Mannheim – Nach tödlichen Messerstichen neue Spuren

        Mannheim / Rhein-Neckar – Nach tödlichen Messerstichen gegen 32-Jährige – Neue Spuren des Tatverdächtigen Alexander Renz
        Mannheim / Mespelbrunn / Aschaffenburg –  Gut drei Monate nach den tödlichen Messerstichen gegen eine 32-jährige Frau auf dem Parkplatz eines Hotels in Mespelbrunn ist der Tatverdächtige Alexander Renz weiter auf der Flucht. Allerdings gibt es jetzt von ihm neue Spuren. Ermittlungen des Bayerischen Landeskriminalamtes haben ergeben, dass sich der 36-Jährige vor einiger Zeit im Großraum Stuttgart/Mannheim sowie in Kaiserslautern aufgehalten hat. Für Hinweise, die zur Festnahme des Gesuchten führen, wurden mittlerweile 5.000 Euro Belohnung ausgesetzt.
         
        Wie bereits mehrfach berichtet, ist Alexander Renz aus Heimbuchenthal dringend verdächtig, die dreifache Mutter am 25. Juli mit mehreren Messerstichen getötet zu haben.

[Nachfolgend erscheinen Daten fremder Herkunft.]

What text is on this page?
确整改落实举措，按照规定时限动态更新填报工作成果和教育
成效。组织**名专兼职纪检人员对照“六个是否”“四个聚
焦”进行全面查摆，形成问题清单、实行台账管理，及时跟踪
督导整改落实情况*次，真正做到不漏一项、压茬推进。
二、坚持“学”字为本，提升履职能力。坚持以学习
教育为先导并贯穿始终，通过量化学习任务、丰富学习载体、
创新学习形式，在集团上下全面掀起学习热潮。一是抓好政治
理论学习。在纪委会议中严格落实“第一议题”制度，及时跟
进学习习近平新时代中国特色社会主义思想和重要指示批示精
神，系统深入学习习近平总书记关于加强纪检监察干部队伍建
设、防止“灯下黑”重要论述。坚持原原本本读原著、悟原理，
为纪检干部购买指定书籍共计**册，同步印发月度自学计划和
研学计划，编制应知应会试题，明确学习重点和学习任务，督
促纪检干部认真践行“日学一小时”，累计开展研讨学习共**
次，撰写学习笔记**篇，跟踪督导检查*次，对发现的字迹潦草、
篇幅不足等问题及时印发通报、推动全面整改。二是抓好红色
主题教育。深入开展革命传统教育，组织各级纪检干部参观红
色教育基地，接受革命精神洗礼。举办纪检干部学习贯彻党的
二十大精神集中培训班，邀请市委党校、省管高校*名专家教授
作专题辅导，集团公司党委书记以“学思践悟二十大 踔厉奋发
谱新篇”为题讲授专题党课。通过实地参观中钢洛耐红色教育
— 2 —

Der 36-Jährige war nach der Tat mit einem Pkw geflüchtet, den er unmittelbar danach in einem Parkhaus der City Galerie in Aschaffenburg abgestellt hatte. In der Folge hatte Alexander Renz ein Zugticket nach Wiesbaden gelöst. Ob er die Fahrt dorthin auch tatsächlich angetreten hat, steht bislang nicht fest. Nachdem nicht auszuschließen war, dass sich der Tatverdächtige ins Ausland abgesetzt hatte, war von der Staatsanwaltschaft Aschaffenburg ein internationaler Haftbefehl erlassen worden. Seitdem wird nach dem
        36-Jährigen weltweit gefahndet. An den gemeinsamen Ermittlungen der Kriminalpolizei und Staatsanwaltschaft Aschaffenburg ist seit einigen Wochen auch das Bayerische Landeskriminalamt beteiligt. Bei deren Recherchen haben sich nun neue Hinweise auf Alexander Renz ergeben. Fest steht, dass sich der Flüchtige im Oktober im Großraum Stuttgart und Mannheim sowie in Kaiserslautern aufgehalten hat.
         
        Aufgrund von Bildern einer Überwachungskamera gibt es jetzt folgende aktuelle Beschreibung des 36-Jährigen: er ist ca. 180 cm groß und hat kurze schwarze Haare, einen starken Bartwuchs und verwachsene Narben an beiden Unterarmen. Renz hat eine schlanke Figur mit breiten Schultern. Er trägt manchmal eine Brille mit großen Gläsern (nicht getönt). Bekleidet war der 36-Jährige zuletzt u.a. mit einer hüftlangen dunklen Jacke mit einem hellen Querstreifen in Brusthöhe und innen mit hellem Stoff. Ein anderes Mal hatte er einen hellen Anorak und eine dunkle Hose an.
         
        Renz trug immer eine helle Camouflage-Baseballmütze mit grauen, militärähnlichen Tarnflecken und hatte einen dunklen Rucksack mit rot/orangefarbenen Trageriemen bei sich. Er spricht außer fränkisch sehr gewähltes hochdeutsch sowie englisch und spanisch. In der Vergangenheit hat der Tatverdächtige fast ausschließlich den öffentlichen Nahverkehr bzw. ein helles Mountainbike benutzt. Trotz der gesicherten Erkenntnisse, dass sich Alexander Renz im Oktober in Deutschland aufgehalten hat, ist nach wie vor nicht auszuschließen, dass er sich ins Ausland absetzen will. Die Fahndung nach ihm läuft auf Hochtouren. Personen, die den Gesuchten bzw. einen Mann, auf den die abgegebene Beschreibung zutrifft, gesehen haben, werden gebeten, sich bei der Kriminalpolizei Aschaffenburg, Tel. 06021/857-1732 zu melden. Hinweise nehmen auch alle anderen Polizeidienststellen entgegen. Die Zuerkennung einer Belohnung in Höhe von 5.000 Euro, die für Hinweise zur Ergreifung von Alexander  Renz ausgesetzt worden sind, erfolgt wie immer unter Ausschluss des Rechtsweges. (ots)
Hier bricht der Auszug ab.